Si Beau de Rochas n'avait pas trouvé le cycle du moteur à explosion, nous connaîtrions l’agrément de voyager en diligence, a l'allure de vingt lieues par jour, au lieu des courses vertigineuses en auto, parmi des sites que notre oeil enregistre a la manière d'un Kodak réglé sur le centième de seconde. Ainsi nous ignorons les charmes du relais et nous ne rencontrons plus d'agréables Manon, assises sur un banc de pierre.
Si Claude Chappe n'avait pas créé le premier télégraphe électrique et Graham Bell réalisé la transmission de la voix par le téléphone, après un fonctionnaire français, toutefois, a qui ses chefs répondirent, lorsqu'il vint leur dévoiler son invention : « Occupez-vous donc de votre service et non de ces bêtises ». Si donc le téléphone n'avait pas été inventé, nous ne connaîtrions pas, comme aujourd'hui a chaque heure, le cours de la livre et du dollar, ni les agitations qui en découlent.
Et Jacquard, cet étonnant inventeur de la machine a tisser, de quelles opprobres ne devrions-nous pas le couvrir — je parle pour les Messieurs — car c'est a lui, sans doute, que nous devons de porter des faux-cols. N'est-ce pas, aussi, a son invention que l’on doit la débauche de lingerie ayant marqué le XIXe siècle ? Croiriez-vous, Mesdames, que l'Impératrice Joséphine possédait dans sa garde-robe 498 chemises? II est vrai, dit la chronique du temps, qu'elle en changeait trois fois par jour !
Quant a Gutenberg, qui n'a pas, comme on le croit généralement, inventé l'imprimerie, connue bien avant lui, mais en perfectionnant la presse et le matériel de I'imprimeur lui a donné un développement considérable, je voue sa glorieuse mémoire a la malédiction de tous ceux que les livres ont empêché de vivre dans la paix d'une belle ignorance.
Georges Lobin
Discours de réception à l’Académie des Sciences, Agriculture, Arts et Belle-Lettre d’Aix-en-Provence.
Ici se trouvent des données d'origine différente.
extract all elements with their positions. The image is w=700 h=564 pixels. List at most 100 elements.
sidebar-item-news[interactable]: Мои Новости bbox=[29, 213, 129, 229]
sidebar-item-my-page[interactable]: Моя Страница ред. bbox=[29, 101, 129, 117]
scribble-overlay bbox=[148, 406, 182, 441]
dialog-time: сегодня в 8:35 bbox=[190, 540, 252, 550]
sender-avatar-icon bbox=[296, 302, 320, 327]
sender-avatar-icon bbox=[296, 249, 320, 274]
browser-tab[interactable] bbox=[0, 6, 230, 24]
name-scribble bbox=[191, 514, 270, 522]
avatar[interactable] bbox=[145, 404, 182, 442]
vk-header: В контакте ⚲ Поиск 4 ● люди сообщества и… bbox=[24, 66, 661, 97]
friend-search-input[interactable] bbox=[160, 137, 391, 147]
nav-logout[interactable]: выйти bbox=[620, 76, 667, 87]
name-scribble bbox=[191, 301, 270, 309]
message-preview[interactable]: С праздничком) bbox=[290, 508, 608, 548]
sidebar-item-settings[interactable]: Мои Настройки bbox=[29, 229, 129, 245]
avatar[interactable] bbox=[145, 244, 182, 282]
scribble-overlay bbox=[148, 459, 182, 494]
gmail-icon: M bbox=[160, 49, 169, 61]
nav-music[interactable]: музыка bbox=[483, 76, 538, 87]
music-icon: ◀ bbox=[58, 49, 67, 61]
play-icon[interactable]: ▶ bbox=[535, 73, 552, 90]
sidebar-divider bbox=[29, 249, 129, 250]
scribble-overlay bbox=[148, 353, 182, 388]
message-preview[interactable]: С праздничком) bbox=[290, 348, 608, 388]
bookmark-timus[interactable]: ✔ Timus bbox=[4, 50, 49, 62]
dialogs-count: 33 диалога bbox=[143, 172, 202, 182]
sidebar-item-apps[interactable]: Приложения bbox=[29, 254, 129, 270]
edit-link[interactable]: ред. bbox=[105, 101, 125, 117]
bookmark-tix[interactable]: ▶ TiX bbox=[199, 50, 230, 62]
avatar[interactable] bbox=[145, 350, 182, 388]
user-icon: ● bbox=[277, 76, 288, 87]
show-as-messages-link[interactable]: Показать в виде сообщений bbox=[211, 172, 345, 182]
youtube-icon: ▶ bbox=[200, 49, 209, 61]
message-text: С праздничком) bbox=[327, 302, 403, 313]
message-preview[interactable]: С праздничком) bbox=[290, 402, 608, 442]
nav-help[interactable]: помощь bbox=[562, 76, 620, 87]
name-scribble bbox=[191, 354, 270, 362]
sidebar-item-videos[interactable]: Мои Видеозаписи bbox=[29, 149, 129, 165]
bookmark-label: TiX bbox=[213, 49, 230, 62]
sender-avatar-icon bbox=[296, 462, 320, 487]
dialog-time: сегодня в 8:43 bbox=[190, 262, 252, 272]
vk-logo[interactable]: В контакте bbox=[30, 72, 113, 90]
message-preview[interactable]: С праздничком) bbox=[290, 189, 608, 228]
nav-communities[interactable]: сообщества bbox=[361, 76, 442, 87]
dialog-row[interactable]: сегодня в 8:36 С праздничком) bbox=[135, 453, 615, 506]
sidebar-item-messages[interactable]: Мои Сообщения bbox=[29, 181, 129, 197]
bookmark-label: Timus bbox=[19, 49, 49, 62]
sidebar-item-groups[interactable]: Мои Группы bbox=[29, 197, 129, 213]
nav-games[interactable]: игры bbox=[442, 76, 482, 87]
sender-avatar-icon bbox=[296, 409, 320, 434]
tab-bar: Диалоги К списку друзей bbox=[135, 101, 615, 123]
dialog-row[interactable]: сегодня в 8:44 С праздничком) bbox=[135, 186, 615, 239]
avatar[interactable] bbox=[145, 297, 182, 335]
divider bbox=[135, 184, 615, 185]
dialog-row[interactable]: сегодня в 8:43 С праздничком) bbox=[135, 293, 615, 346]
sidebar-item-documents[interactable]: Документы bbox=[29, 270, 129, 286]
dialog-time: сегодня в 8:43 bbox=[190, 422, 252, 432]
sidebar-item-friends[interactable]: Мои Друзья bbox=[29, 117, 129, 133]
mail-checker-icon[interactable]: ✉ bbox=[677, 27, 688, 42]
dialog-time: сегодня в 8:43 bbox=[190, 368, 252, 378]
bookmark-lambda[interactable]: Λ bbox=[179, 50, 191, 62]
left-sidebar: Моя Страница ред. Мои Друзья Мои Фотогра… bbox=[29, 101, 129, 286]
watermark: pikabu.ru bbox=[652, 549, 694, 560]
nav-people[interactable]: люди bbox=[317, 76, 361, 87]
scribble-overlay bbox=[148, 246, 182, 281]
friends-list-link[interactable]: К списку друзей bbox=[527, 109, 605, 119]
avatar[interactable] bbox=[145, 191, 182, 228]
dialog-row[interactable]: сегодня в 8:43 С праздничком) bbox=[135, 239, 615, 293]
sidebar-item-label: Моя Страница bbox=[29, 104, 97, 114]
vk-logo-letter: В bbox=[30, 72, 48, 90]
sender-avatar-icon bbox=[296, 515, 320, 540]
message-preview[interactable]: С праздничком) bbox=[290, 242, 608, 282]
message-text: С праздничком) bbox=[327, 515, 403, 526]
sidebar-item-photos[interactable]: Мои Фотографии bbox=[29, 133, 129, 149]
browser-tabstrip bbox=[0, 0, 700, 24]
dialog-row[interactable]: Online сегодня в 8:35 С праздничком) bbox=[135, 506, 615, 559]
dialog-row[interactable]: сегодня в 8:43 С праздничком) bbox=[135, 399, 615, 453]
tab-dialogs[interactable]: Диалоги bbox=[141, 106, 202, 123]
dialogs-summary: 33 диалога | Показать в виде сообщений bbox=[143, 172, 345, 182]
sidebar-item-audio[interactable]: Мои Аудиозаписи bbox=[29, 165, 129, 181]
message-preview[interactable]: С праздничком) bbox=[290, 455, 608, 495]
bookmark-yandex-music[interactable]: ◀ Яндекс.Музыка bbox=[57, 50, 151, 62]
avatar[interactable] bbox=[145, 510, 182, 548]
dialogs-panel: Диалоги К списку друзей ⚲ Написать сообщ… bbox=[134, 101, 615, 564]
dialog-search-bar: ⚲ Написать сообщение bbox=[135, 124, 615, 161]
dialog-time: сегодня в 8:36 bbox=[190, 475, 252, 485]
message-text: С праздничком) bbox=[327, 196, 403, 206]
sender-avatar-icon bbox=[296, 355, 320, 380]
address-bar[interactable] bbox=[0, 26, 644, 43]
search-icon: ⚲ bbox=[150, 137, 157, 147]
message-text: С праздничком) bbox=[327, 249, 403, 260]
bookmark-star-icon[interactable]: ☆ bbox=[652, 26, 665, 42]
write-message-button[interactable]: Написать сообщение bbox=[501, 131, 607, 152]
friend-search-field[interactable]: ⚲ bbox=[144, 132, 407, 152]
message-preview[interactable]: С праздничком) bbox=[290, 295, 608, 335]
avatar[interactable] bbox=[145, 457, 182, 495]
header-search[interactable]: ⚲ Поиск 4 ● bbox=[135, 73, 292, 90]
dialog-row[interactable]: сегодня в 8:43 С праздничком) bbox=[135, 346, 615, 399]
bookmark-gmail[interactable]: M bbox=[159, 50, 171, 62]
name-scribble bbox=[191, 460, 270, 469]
Discours prononcé le 15 décembre 1926

Je tombe sur votre site en essayant une recherche généalogique! comment DIABLE connaissez-vous le discours que mon grand-père, Georges Lobin, a fait à Aix en 1926????????????? et pourquoi y
figure-t-il?? Je dois dire que je suis sidérée et que je serais ravie d'avoir des éclaircissements à ce sujet!!!!!
Merci de votre réponse impatiemment attendue
Hélène Mayor
Rédigé par: Hélène Mayor | 17/01/2005 at 00:48
Je me suis délectée à la lecture du discours de mon grand-père...C'est très amusant. Merci de continuer à le faire vivre.